Eng verknüpft mit der Frage ob wirtschaftliches Wachstum wünschenswert und möglich ist, ist die Rolle, die neuen Technologien eingeräumt wird. Neoklassische Ökonomen etwa gehen davon aus, dass neues Wissen den #Ressourcenverbrauch und die Emissionen drastisch senken kann. #Degrowth Vertreter hingegen fordern gesellschaftliche Veränderungen und halten eine drastische Senkung des Konsums für unvermeidlich. Michael Jacob gibt beiden Recht.

"Das ist kein Entweder-Oder, sondern das ist gerade der wichtige Punkt, beides zu benutzen. Das heißt, man kann jetzt nicht getrennt technologische Entwicklung und Verhaltensänderungen sich anschauen, sondern man muss eigentlich überlegen, wie kann das beides zusammen spielen. Wie kann eigentlich eine Verhaltensänderung irgendwelche Technologien weiter voran treiben? Welche Technologien können zu neuen gesellschaftlichen Wertvorstellungen passen?"
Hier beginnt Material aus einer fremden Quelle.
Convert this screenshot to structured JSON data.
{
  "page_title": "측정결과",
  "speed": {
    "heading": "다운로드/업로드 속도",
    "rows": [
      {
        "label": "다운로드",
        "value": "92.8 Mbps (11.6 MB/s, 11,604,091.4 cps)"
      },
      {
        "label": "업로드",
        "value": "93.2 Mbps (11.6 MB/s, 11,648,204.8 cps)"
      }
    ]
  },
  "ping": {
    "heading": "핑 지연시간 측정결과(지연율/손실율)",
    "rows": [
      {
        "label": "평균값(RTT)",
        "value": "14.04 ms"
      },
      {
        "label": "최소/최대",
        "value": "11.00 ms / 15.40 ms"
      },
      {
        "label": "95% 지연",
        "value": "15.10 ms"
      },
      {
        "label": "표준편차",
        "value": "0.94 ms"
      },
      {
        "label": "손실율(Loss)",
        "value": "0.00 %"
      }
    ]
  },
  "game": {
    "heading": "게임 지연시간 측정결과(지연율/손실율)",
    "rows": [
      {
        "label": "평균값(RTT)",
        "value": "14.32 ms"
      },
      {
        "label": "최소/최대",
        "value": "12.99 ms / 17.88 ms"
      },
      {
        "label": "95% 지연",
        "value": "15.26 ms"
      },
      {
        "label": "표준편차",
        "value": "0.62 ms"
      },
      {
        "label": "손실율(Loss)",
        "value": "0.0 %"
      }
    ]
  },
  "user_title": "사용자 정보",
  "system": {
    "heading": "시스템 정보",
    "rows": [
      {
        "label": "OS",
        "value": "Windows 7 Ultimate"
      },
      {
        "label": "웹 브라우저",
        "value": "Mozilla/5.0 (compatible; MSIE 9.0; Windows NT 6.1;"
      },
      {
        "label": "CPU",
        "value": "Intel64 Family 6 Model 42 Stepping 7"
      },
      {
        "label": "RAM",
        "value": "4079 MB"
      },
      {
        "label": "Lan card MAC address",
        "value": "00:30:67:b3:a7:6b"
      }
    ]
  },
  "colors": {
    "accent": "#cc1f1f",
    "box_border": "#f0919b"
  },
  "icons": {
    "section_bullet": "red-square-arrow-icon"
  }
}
Man müsse die Stärken und Instrumente beider wirtschaftswissenschaftlicher Richtungen vereinen und nutzen, meint Jacob, und erklärt das am Beispiel der Mobilität.

"Man kann zum Beispiel am einfachsten sagen, bauen wir einfach effizientere Verbrennungsmotoren, gleichzeitig fragt man sich aber auch: was ist es denn, das man will. Das ist Mobilität, die kann man auch ganz anders denken. Kann öffentlichen Nahverkehr machen, man kann Städte anders bauen. Oder auf der höchsten Ebene sogar denken: ok, #Mobilität ist eine Frage von Lebensstil, und man auch ganz anders leben und sagen, ok, ich muss gar nicht die ganze Zeit durch die Gegend #reisen. Ich bleib mehr zu Hause und passe mich eher an meine lokale Umgebung an."